Eugene Peterson, Living the Resurrection
The premise of Peterson’s book Living the Resurrection is that the resurrection of Jesus is not merely a fact of history to be observed and established, but a present reality to be lived. We fight intensely for the historicity of the resurrection of Jesus, but then leave it on the shelf as we begin our religious exercises to improve and shape ourselves into what we think God wants us to be.
But resurrection is not just a past fact, it is a present catalyst.
“We live the Christian life out of a rich tradition of formation-by-resurrection. Jesus’ resurrection provides the energy and conditions by which we ‘walk before the Lord in the land of the living” – the great Psalm phrase (116:9).The resurrection of Jesus creates and then makes available the reality in which we are formed as new creatures in Christ by the Holy Spirit. The do-it-yourself, self-help culture of North America has so thoroughly permeated our imaginations that we ordinarily don’t give attention to the biggest thing of all – resurrection. And the reason we don’t is because resurrection is not something we can use or control or manipulate or improve on.”
More is at hand as we now transition from Passion narrative into Resurrection story. More is called for than mental acknowledgement of an ancient event.
The Sabbath is now done.
A new day beckons over the horizon.
And, with Mary, we now arrive at the tomb. And as we do, with her we press into that new day in the midst of the fading darkness into a life opened by his suffering but lived by his resurrection.

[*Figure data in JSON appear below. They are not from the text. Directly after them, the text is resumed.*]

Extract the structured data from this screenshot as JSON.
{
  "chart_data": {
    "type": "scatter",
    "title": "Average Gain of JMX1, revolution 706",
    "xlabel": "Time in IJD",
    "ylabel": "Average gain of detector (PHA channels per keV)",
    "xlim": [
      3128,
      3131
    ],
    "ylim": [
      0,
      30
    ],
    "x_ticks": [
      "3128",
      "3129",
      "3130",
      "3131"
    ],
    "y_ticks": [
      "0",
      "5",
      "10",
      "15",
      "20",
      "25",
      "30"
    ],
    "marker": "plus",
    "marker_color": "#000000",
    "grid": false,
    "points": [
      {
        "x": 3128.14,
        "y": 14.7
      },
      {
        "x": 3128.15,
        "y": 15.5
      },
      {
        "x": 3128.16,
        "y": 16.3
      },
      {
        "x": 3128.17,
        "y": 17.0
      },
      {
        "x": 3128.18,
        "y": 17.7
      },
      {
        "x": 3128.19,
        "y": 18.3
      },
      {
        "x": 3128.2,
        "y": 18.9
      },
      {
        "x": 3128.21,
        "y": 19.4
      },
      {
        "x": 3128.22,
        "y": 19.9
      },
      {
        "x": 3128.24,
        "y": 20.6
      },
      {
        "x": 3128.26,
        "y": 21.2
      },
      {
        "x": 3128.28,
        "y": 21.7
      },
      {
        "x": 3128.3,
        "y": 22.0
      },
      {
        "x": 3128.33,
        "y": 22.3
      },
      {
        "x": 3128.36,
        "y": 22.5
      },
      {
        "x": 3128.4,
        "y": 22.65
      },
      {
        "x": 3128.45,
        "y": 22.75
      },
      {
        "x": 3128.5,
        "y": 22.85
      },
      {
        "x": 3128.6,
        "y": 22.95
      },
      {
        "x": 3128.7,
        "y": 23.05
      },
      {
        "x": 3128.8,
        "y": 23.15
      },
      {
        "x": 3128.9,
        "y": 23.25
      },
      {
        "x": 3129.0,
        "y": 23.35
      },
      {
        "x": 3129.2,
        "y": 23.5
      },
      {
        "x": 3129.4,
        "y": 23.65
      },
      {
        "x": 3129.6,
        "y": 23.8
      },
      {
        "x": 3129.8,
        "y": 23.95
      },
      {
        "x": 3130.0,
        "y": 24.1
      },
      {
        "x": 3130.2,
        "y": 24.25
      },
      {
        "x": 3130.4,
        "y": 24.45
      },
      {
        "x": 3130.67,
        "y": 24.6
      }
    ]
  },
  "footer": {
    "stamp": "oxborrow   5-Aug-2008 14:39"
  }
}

In what ways have you experienced resurrection as a “present catalyst” in your own life? What are some areas of your life where you’d like to see this catalyst applied?
Lord, as I spend these weeks pondering the resurrection and the events surrounding it, flowing from it, let the reality of the resurrection be lifted off historic page and be absorbed into the marrow of my existence. Let me be defined not only by the fellowship of your sufferings, but also and ultimately by the power of your resurrection. Unleash resurrection in me, and through me. Through Christ.